If you’ve found NaNo restrictive or unhelpful–or even easy–consider what you’re trying to use it for, and consider if it’s serving your interests. It’s great for specific uses–namely, again, actually writing–but context matters. If you already know how to reliably get words written, NaNo metrics alone probably aren’t what you need. Don’t set yourself up to fail by forcing yourself to use a system designed to solve problems that aren’t your primary concern.

It’s not failure if you can’t reach a system’s goals when the system isn’t designed to work for you. As with any writing advice: take what helps you and discard the rest. And know that as you evolve as a writer, your process will too.

The greatest challenge to my writing process is these two cats being unreasonably adorable in my office.


You haven’t heard from or seen much of me lately.

I’m sorry about that. It’s become a matter of self care. I need to novel like the wind before I explode, so I hope you can bear with me for the time that’s taking, because anything that could add to my crazy (and stressors are often not intuitive) is getting pushed down the priority list.

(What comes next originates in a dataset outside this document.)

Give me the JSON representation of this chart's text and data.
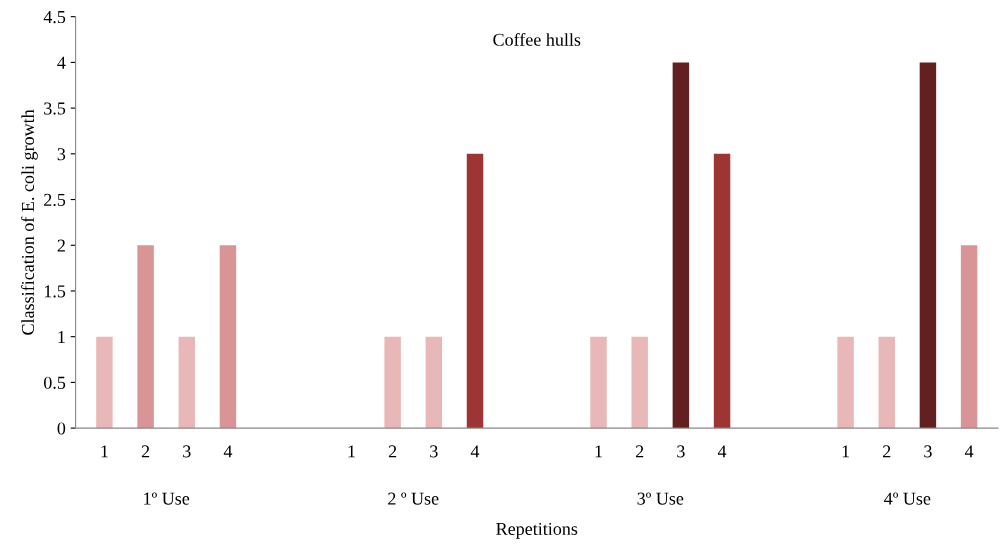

On days when the writing goes well, I am resigned and angry that I can’t get more done, can’t do it better. On days when I fight for every word, let us say that my emotional and mental state is Not Great and leave that there as an understatement of gross proportions.

However, I am finally, finally at a place where I can see the end of this book looming on the horizon. Sometime in March I declared to a friend that if I hadn’t finished this book by the end of April I was going to start indiscriminately punching things. I said it mostly in jest, and then I realized I meant every word.

Desire to avoid indiscriminate punching aside, I am holding myself to that deadline. Some self-imposed deadlines are easy to break, but not this one. This one I believe, because if I’m not done with this book I’m going to go crazy. I’m sure, because I’m already going crazy.

I have finished whole other books in the time I have not drafted this one. This is going to be the roughest draft I’ve ever finished, but by god IT WILL BE DRAFTED. And then I can spend May writing something else, ANYTHING ELSE, without this story looming in my subconscious, worming its way into other stories where it has no business, prodding me with an increasingly pointy and fiery spike into writing it.

This is not a book that is going to get to beta readers before I’ve done a rather more extensive pass than usual. I tend to draft sparingly and flesh out later (say, 60k becomes 80k), and even so, I’m past the 135k mark on this monster. That’s not completely out of the realm for fantasy, but if I scale up those numbers and estimate I’ll be tacking on about 60k, well. Not ideal.

I’m thinking hard about what arcs I need to get done in the intended sequel and comparing to this monster, and I’m increasingly convinced that I’ve actually written two books, not one, and on one hand that’s reassuring, because it goes some way toward explaining why I’m not done drafting the damn thing yet. On the other, it means my pacing is totally off and I’ve been weighting motifs and layering subplots incorrectly, so editing will be a mess.

I know I’ve been dropping the ball on communication, and projects and commitments have gone on hold. I’m sorry. The very fact of STILL NOT FUCKING DONE is stressing me out more than I would have believed possible; it’s certainly not been true of any other books I’ve written. But then, no other books have been as big (I don’t just mean in length of words, but in the time it’s taken me to learn how to write it, in scope, in difficulty).

Maybe I’ll post more detailed metrics later — I keep them for myself anyway, because tracking my productivity at least helps convince my brain that I’m actually being useful. But for reference, that is over 85k written since I went part-time in February (in 2 ½ months). I am pressing right the fuck along.

I have two scenes to do today before I’m allowed to sleep. Talk to you soon.